BRASÍLIA - O militante do Movimento dos Trabalhadores Sem-Terra (MST), Henrique Marinho, afirma que os R$ 20 milhões que o governo vai enviar à Bolívia para apoio em reforma agrária não fará falta ao Brasil.

Na terça-feira, o Senado Federal aprovou a Medida Provisória 354, que destina o dinheiro a programas fundiários bolivianos.
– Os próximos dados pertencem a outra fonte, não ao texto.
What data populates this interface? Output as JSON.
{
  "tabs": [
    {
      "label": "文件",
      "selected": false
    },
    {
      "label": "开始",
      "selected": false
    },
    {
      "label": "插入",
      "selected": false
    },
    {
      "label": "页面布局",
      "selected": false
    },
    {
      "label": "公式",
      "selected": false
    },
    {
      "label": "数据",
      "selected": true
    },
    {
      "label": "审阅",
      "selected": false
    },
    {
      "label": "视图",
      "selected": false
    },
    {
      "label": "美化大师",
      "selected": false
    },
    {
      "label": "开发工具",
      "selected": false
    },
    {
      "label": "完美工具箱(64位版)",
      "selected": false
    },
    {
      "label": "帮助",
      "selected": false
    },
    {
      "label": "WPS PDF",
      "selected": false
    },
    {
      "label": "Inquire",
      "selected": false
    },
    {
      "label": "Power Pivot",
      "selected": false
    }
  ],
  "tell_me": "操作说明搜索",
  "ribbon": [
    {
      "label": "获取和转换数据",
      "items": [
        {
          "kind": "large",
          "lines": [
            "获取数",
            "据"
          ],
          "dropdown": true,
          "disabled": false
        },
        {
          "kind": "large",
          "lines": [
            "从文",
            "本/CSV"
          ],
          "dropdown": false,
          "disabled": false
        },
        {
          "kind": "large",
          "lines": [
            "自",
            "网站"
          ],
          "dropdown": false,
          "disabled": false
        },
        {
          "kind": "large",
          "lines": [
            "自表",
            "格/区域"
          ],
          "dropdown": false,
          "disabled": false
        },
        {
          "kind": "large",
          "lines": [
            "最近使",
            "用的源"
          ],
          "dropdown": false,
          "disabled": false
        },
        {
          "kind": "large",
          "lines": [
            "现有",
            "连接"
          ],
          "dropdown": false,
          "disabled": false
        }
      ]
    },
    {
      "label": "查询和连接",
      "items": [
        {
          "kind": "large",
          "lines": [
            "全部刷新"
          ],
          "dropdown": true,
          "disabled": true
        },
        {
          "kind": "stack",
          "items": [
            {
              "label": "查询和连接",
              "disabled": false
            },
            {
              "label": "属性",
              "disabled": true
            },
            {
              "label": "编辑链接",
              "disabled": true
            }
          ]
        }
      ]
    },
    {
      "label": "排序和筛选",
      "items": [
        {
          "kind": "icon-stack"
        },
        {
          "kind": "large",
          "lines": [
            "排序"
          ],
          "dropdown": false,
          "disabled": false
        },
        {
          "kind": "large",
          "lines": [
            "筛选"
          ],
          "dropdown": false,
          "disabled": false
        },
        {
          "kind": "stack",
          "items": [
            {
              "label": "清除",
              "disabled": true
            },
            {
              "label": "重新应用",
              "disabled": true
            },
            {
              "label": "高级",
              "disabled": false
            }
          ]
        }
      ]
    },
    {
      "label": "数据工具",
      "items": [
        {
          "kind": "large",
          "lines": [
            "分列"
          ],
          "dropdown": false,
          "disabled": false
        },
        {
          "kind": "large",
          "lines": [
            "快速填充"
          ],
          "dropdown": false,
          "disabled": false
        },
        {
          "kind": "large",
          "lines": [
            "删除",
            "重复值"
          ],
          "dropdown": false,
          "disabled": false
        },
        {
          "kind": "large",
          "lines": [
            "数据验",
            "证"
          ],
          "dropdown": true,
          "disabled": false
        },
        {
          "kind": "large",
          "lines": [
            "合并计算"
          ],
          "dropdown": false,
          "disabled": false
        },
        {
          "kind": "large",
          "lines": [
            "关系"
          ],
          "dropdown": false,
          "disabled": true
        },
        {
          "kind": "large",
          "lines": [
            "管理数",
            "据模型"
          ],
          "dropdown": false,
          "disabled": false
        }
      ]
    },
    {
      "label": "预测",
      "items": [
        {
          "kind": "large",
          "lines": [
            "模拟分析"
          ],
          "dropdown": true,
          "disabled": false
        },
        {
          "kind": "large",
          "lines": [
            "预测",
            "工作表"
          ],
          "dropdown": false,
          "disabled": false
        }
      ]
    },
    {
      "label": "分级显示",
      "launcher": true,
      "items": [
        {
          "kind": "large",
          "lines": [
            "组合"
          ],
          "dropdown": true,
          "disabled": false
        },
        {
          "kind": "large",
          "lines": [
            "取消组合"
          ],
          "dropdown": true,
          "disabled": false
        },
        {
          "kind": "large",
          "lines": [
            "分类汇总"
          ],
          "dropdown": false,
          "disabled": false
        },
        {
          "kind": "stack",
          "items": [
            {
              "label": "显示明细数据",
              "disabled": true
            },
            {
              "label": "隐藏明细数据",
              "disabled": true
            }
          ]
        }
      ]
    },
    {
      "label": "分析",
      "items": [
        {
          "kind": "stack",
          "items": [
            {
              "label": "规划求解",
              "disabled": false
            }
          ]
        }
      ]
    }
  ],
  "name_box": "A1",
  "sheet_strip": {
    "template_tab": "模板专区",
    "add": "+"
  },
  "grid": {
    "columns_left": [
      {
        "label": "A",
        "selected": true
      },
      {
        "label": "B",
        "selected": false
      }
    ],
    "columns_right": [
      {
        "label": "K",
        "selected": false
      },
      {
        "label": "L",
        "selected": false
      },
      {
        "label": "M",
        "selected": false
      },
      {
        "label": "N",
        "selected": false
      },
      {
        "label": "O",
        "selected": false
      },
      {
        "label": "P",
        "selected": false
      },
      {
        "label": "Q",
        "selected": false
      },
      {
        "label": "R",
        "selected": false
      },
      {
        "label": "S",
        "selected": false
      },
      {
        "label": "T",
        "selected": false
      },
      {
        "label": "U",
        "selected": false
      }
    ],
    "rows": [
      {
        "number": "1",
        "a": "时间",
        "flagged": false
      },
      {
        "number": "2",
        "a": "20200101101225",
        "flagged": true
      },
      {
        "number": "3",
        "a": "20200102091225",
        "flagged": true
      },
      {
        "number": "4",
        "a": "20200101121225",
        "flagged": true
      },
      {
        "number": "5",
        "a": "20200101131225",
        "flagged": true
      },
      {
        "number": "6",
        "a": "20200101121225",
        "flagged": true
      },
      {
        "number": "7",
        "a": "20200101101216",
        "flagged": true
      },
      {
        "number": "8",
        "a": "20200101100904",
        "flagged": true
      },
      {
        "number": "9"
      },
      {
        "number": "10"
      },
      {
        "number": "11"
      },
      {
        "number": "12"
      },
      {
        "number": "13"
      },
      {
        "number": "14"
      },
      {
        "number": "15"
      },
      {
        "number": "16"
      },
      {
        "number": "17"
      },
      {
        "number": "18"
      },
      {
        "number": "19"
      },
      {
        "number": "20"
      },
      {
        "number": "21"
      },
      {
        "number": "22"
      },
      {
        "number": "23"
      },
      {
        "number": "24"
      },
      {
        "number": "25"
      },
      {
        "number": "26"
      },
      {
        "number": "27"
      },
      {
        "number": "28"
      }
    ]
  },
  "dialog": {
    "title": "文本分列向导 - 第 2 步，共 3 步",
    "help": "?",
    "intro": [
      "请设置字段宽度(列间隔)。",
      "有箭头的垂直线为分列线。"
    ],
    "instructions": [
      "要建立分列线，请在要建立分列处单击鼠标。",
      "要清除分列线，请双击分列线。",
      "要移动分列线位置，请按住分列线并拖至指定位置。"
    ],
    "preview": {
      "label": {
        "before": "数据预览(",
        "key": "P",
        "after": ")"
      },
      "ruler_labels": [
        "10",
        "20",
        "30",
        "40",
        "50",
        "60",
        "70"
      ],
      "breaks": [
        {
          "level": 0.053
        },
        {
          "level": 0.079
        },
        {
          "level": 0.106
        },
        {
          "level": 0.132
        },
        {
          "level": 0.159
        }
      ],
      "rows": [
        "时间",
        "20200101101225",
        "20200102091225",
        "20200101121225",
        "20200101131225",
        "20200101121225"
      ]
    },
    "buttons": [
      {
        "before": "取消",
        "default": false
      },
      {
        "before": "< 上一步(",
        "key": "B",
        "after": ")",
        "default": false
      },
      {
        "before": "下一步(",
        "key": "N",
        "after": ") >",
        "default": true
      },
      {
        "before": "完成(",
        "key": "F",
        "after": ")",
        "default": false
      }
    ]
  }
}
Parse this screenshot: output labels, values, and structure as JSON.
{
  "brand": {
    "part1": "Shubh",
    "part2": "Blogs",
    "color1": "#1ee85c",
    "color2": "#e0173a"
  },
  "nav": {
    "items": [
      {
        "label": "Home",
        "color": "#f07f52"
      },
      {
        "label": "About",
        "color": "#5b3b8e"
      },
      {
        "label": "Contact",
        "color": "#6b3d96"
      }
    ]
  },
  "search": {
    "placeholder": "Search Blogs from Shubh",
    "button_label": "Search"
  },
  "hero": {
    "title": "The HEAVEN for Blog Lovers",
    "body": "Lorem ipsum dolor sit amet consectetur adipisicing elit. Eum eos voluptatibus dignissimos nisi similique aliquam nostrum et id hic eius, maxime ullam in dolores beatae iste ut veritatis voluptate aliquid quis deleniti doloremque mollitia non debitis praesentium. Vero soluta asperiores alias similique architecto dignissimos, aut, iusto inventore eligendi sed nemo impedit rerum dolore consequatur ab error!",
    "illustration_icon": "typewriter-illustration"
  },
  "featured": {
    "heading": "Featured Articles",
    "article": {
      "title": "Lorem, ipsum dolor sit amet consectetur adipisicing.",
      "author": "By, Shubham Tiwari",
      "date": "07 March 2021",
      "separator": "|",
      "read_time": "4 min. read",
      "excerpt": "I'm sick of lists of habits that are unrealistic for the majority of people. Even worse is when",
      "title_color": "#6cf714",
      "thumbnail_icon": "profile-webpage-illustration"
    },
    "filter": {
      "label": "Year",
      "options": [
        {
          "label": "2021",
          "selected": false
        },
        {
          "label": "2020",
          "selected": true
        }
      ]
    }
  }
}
A medida, em princípio, visa beneficiar brasileiros que vivem na faixa de fronteira com o Estado do Acre.

De acordo com o militante, o problema brasileiro não é a falta de recursos, mas sim um melhor gerenciamento dos recursos. Os órgãos públicos responsáveis pela reforma agrária têm recursos e não conseguem operar. Os recursos para a reforma agrária no Brasil já existem.

- Podem ser aumentados, mas têm que ser melhor geridos, afirmou, após participar de debate, realizado na última quarta-feira pela Comissão de Direitos Humanos da Câmara dos Deputados sobre violência no campo. Ele avalia que a iniciativa pode ajudar no intercâmbio das políticas agrícolas do Mercado Comum do Sul (Mercosul).

- O governo Lula tem autonomia para poder ajudar a reforma agrária de qualquer outro país já que se propõe a ser um governo de intercâmbio de políticas públicas.

De acordo com a MP, acordos de cooperação técnica devem ser assinados pelos dois países para garantir a utilização do dinheiro em assistência técnica para a implementação de cooperativas extrativistas, avícolas ou hortifrutigranjeiras.

Os recursos devem ser aplicados em projetos já previstos na lei de reforma fundiária da Bolívia, sempre em concordância com o governo do país e os investimentos serão acompanhados pela Embaixada do Brasil na Bolívia.